Thursday, December 21, 2023

NMS Hybrid Car and Hybrid Truck: Updates!

Now with just over 5,000 miles on the Ford Maverick hybrid, and 4100 miles with the Honda Accord hybrid, both vehicles are going strong. The world didn't end, nothing blew up, and we sure spent way less on gas than with our previous non-hybrid, aka: Internal Combustion Engines (ICE) cars!

Starting with the Accord, it now stands at 4100 miles, and is averaging 50 mpg. I still don't like the adaptive cruise control, so I turn off this feature, even though it has I think 4 different settings of sensitivity. One very minor complaint with the adaptive part, even though I just don't like it slowing down, is that a few times it has sensed large semi-trucks in the adjacent lane and slowed down briefly for them. I don't think either of us were crossing the lane stripes, so maybe it's just an overly sensitive "adaptive" part. This seems to happen on Interstates with a slight curve, so there's room for improvement on this feature Honda. Put me in the "not a fan" block for adaptive cruise control. 

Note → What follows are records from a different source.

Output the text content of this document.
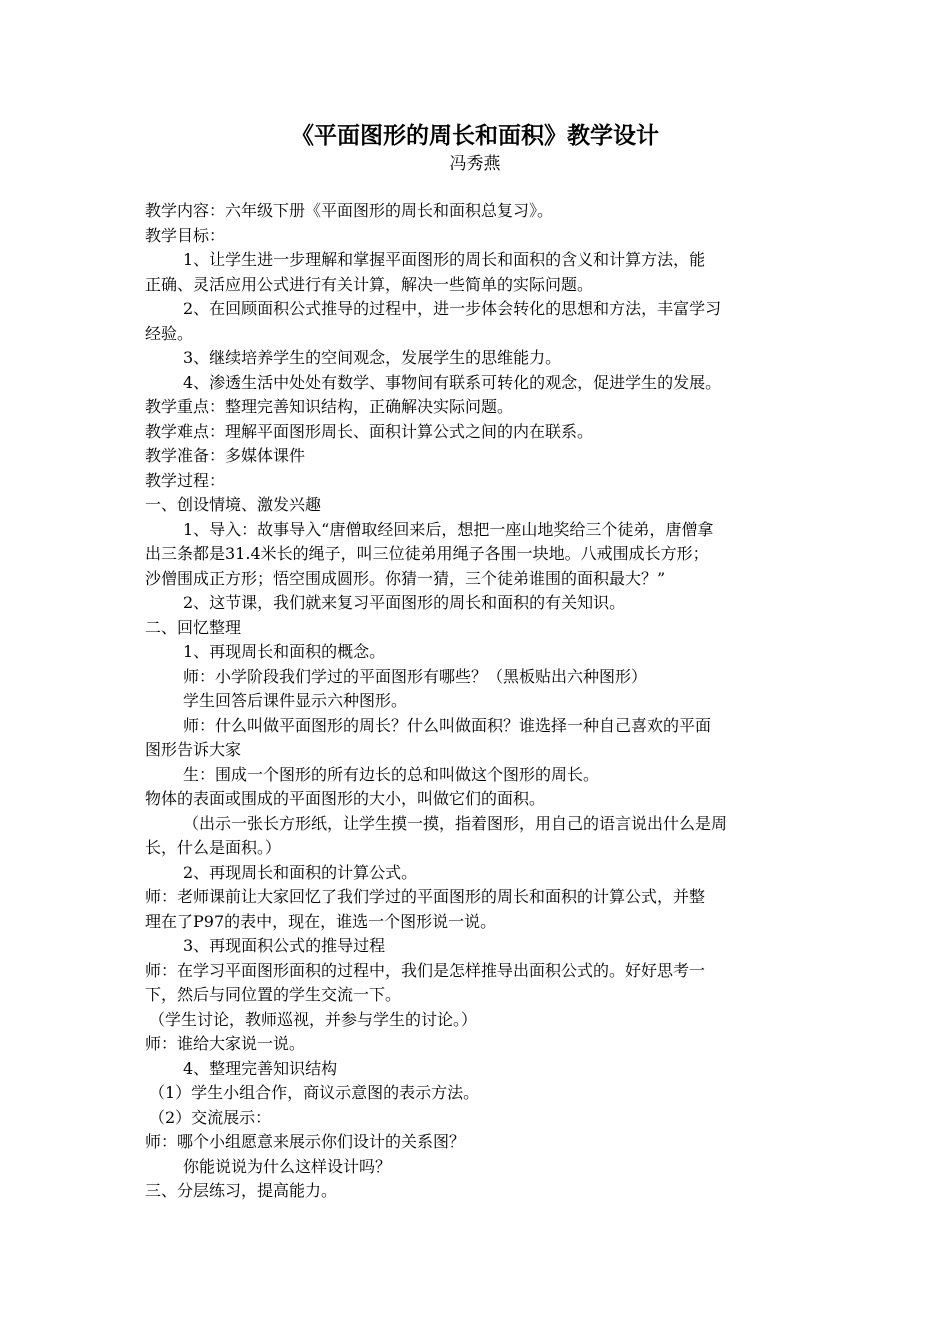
《平面图形的周长和面积》教学设计
冯秀燕
教学内容：六年级下册《平面图形的周长和面积总复习》。
教学目标：
1、让学生进一步理解和掌握平面图形的周长和面积的含义和计算方法，能
正确、灵活应用公式进行有关计算，解决一些简单的实际问题。
2、在回顾面积公式推导的过程中，进一步体会转化的思想和方法，丰富学习
经验。
3、继续培养学生的空间观念，发展学生的思维能力。
4、渗透生活中处处有数学、事物间有联系可转化的观念，促进学生的发展。
教学重点：整理完善知识结构，正确解决实际问题。
教学难点：理解平面图形周长、面积计算公式之间的内在联系。
教学准备：多媒体课件
教学过程：
一、创设情境、激发兴趣
1、导入：故事导入“唐僧取经回来后，想把一座山地奖给三个徒弟，唐僧拿
出三条都是31.4米长的绳子，叫三位徒弟用绳子各围一块地。八戒围成长方形；
沙僧围成正方形；悟空围成圆形。你猜一猜，三个徒弟谁围的面积最大？”
2、这节课，我们就来复习平面图形的周长和面积的有关知识。
二、回忆整理
1、再现周长和面积的概念。
师：小学阶段我们学过的平面图形有哪些？（黑板贴出六种图形）
学生回答后课件显示六种图形。
师：什么叫做平面图形的周长？什么叫做面积？谁选择一种自己喜欢的平面
图形告诉大家
生：围成一个图形的所有边长的总和叫做这个图形的周长。
物体的表面或围成的平面图形的大小，叫做它们的面积。
（出示一张长方形纸，让学生摸一摸，指着图形，用自己的语言说出什么是周
长，什么是面积。）
2、再现周长和面积的计算公式。
师：老师课前让大家回忆了我们学过的平面图形的周长和面积的计算公式，并整
理在了P97的表中，现在，谁选一个图形说一说。
3、再现面积公式的推导过程
师：在学习平面图形面积的过程中，我们是怎样推导出面积公式的。好好思考一
下，然后与同位置的学生交流一下。
（学生讨论，教师巡视，并参与学生的讨论。）
师：谁给大家说一说。
4、整理完善知识结构
（1）学生小组合作，商议示意图的表示方法。
（2）交流展示：
师：哪个小组愿意来展示你们设计的关系图？
你能说说为什么这样设计吗？
三、分层练习，提高能力。
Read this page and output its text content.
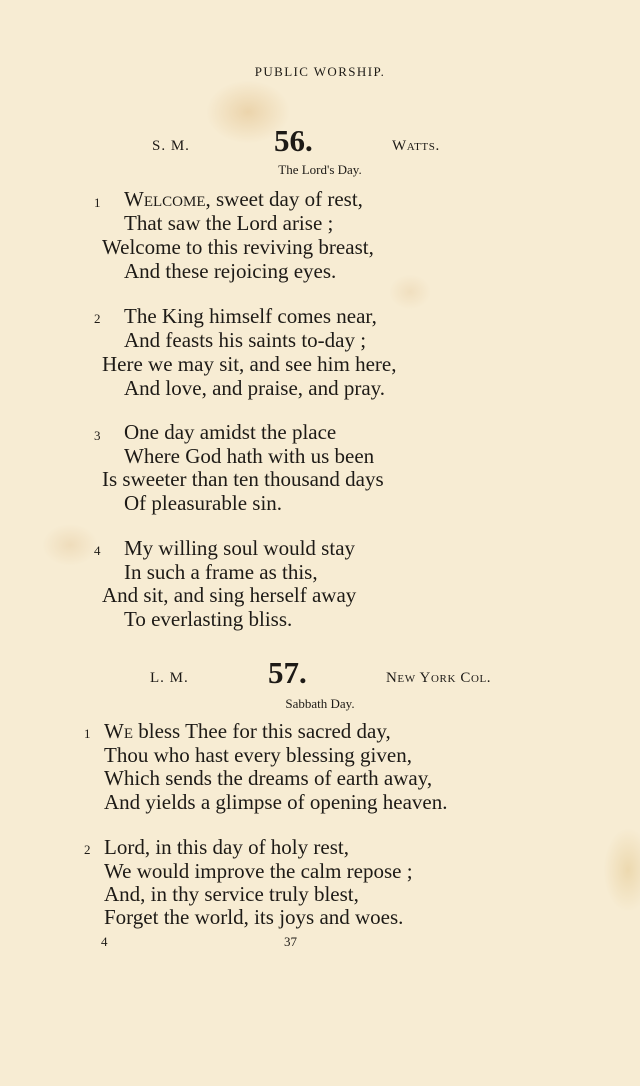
PUBLIC WORSHIP.
S. M.	56.	Watts.
The Lord's Day.
1 Welcome, sweet day of rest,
That saw the Lord arise ;
Welcome to this reviving breast,
And these rejoicing eyes.
2 The King himself comes near,
And feasts his saints to-day ;
Here we may sit, and see him here,
And love, and praise, and pray.
3 One day amidst the place
Where God hath with us been
Is sweeter than ten thousand days
Of pleasurable sin.
4 My willing soul would stay
In such a frame as this,
And sit, and sing herself away
To everlasting bliss.
L. M.	57.	New York Col.
Sabbath Day.
1 We bless Thee for this sacred day,
Thou who hast every blessing given,
Which sends the dreams of earth away,
And yields a glimpse of opening heaven.
2 Lord, in this day of holy rest,
We would improve the calm repose ;
And, in thy service truly blest,
Forget the world, its joys and woes.
4	37
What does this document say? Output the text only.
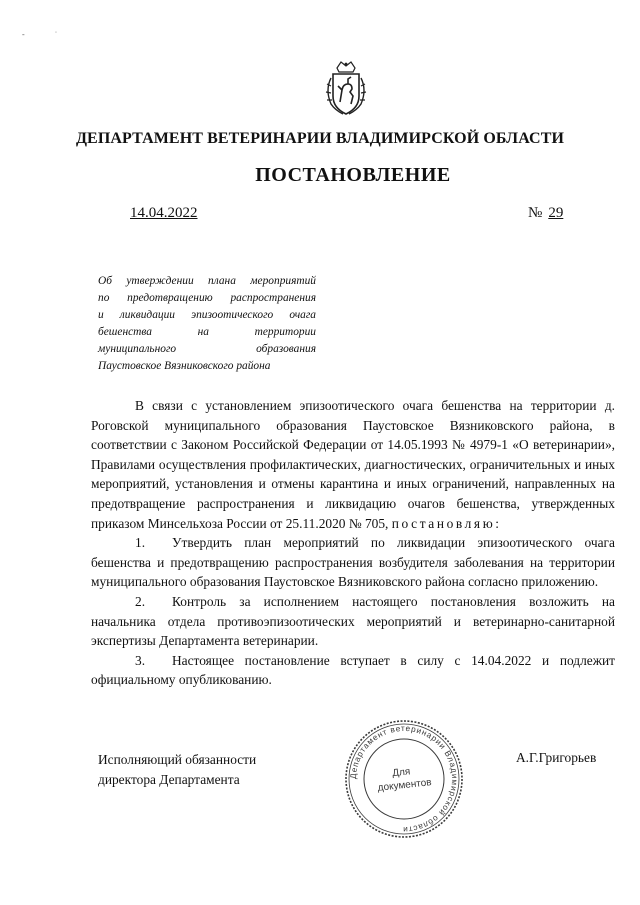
‑ ˙
ДЕПАРТАМЕНТ ВЕТЕРИНАРИИ ВЛАДИМИРСКОЙ ОБЛАСТИ
ПОСТАНОВЛЕНИЕ
14.04.2022	№ 29
Об утверждении плана мероприятий
по предотвращению распространения
и ликвидации эпизоотического очага
бешенства на территории
муниципального образования
Паустовское Вязниковского района

В связи с установлением эпизоотического очага бешенства на территории д. Роговской муниципального образования Паустовское Вязниковского района, в соответствии с Законом Российской Федерации от 14.05.1993 № 4979-1 «О ветеринарии», Правилами осуществления профилактических, диагностических, ограничительных и иных мероприятий, установления и отмены карантина и иных ограничений, направленных на предотвращение распространения и ликвидацию очагов бешенства, утвержденных приказом Минсельхоза России от 25.11.2020 № 705, постановляю:

1. Утвердить план мероприятий по ликвидации эпизоотического очага бешенства и предотвращению распространения возбудителя заболевания на территории муниципального образования Паустовское Вязниковского района согласно приложению.

2. Контроль за исполнением настоящего постановления возложить на начальника отдела противоэпизоотических мероприятий и ветеринарно-санитарной экспертизы Департамента ветеринарии.

3. Настоящее постановление вступает в силу с 14.04.2022 и подлежит официальному опубликованию.

Исполняющий обязанности
директора Департамента	Департамент ветеринарии Владимирской области
Для
документов
А.Г.Григорьев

The rest of the tech on the Honda is nice, Apple Car Play, a display that gives you live MPG and shows how much gas/electric power you're using, and of course I'm loving that the car has over 600 miles of range WITHOUT a billion-gallon gas tank! Keep in mind our previous "newest" vehicle was from way back in 2013, so all this fancy-schmancy tech is new to me! This reminds me to mention the website
where you can learn all about the new technical features of automobiles if you're over 16 years old and need to keep up. 

OK, full disclosure; there was one glitch with the Accord. Driving at highway speed on I-77 in Charlotte, all of a sudden, the dash lite up like a starship Enterprise RED ALERT, with multiple warnings about the brakes, and a big "Take Car to Dealer" warning. I pulled over to stop on an exit ramp, with the car having gone into limp-mode. After stopping, turning off the engine, and re-starting, the warnings were still there, but the car drove just fine, and the brakes worked just fine. My best guess at that moment was that this was a faulty sensor, and not really a brake issue. If the brakes had felt different or the engine didn't perform normally, I would have gone to the nearest dealer ASAP or just parked it, but with a new hybrid car, I figured it was just some glitch. Long story short, after taking it to the dealer a few days later, they found 17 fault codes, which involved the sensors not talking to each other and the ECU, and there was NO problem with the brakes! This diagnosis was covered by warranty, and there was no charge, so I was out the door and on my way. We'll watch to see if it returns. 

Over on the Ford Maverick side, for the life of the vehicle (all but 12 miles driven by us) it's averaging 40 mpg, so even better than the advertised 37mpg combined. That is in over 5,000 real world miles. In addition to the live monitoring of gas/electric use, when you come to a complete stop it will tell you what percentage of available energy you captured in braking. If nothing else, it's fun to hit 99 or 100%!

We just finished a long drive from SC to Michigan (and back) to visit the family up north, and the Maverick did great on the interstates, up and down hills in West Virginia, over the dirt and snow in Michigan, and was able to hold suitcases and Christmas gifts in the 2nd row. On the trip north the MPG for a few tanks of gas were 38 and 37 on the highway, and then 30 around town and in the snow in much colder temperatures. I'll guess that the cold weather impacts hybrid mileage. On the return trip, we were back to the advertised 36mpg on the highway. 

One fun fact, just by purchasing the Ford, I earned enough whatever-they-call-it Ford Points to buy a drop in bed mat for free! I snagged that item direct from Ford during the Black Friday sales, and they shipped it to my local dealer for free. I still have a big chunk of points, so maybe that will cover something else cool, or an oil change.